ジャーナル「プロスワン(Plos One)に掲載された研究結果によると、睡眠の質は、睡眠時間の長さや、本来の体内リズムと社会的制約を受けた睡眠リズムのズレによって起きる「社会的時差ぼけ(ソーシャル・ジェットラグ)」以上に、優れたQOLの指標になるとみられる。
2021年にジャーナル「スリープ・メディシン(Sleep Medicine)」に発表された研究結果でも「睡眠の質が低いことはQOLの低下に関連している」との見方が示されている。この傾向は、特にうつ病や不安障害に悩む人に顕著だという。
米保健福祉省(HHS)の関連機関、疾病予防健康増進局(ODPHP)によれば、質の高い睡眠を十分に取ることには、ストレス軽減と気分の改善、思考の明晰化、健康的な体重の維持、深刻な健康上の問題(糖尿病や心臓病)の発生の回避、人間関係の改善といったメリットがある。
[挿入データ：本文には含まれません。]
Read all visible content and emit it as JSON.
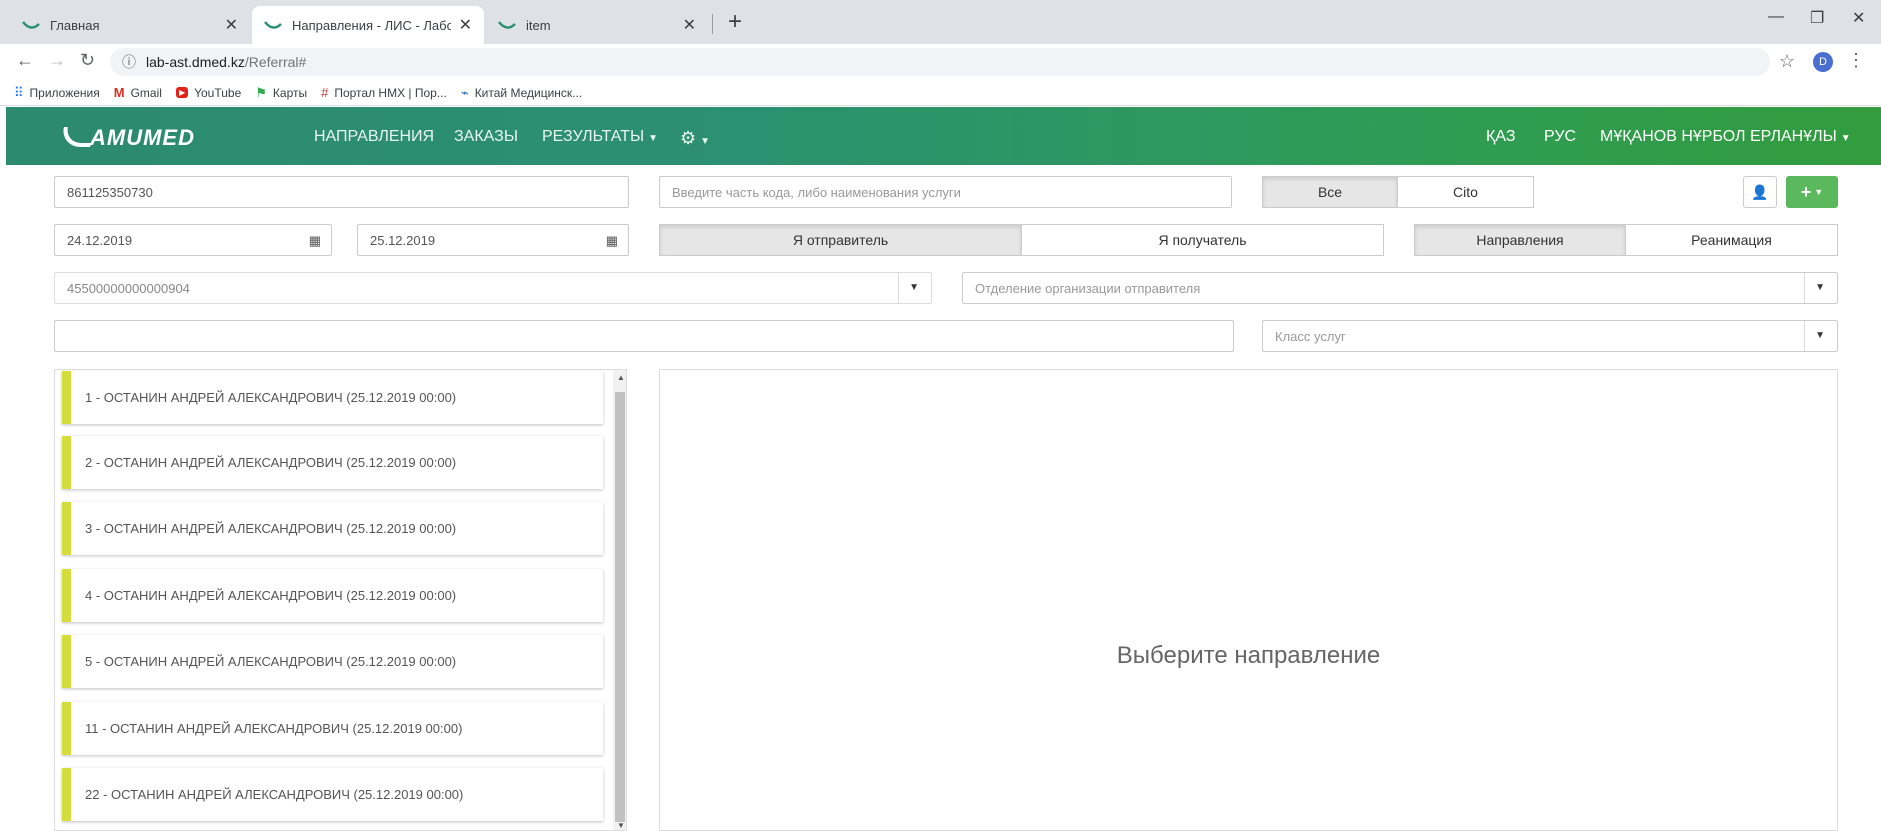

一方、18~64歳は毎晩7時間以上、65歳以上は同7~8時間の睡眠が必要とされているが、米疾病対策センター(CDC)は、米国の成人はおよそ3分の1が十分な睡眠をとっていないと指摘している。米国で睡眠障害に悩む人は約5000万~7000万人、閉塞性無呼吸症候群の人は約2500万人とされている。
睡眠の質を高める方法
日常的に質の高い睡眠を取るため、CDCは以下の5つの「より良い睡眠習慣」を身に着けることを推奨している。・週末も含め、就寝・起床時刻を毎日同じにする
・暗く、静かで、リラックスできる、快適な室温の部屋で眠る
ただ、音がまったくない状態では眠りにつけないという人もいる。そうした人は、オーディオのみを再生して眠りに就くことがお勧めだという。音量が頻繁に変わり、光も発するテレビは、睡眠を妨げるものになり得る。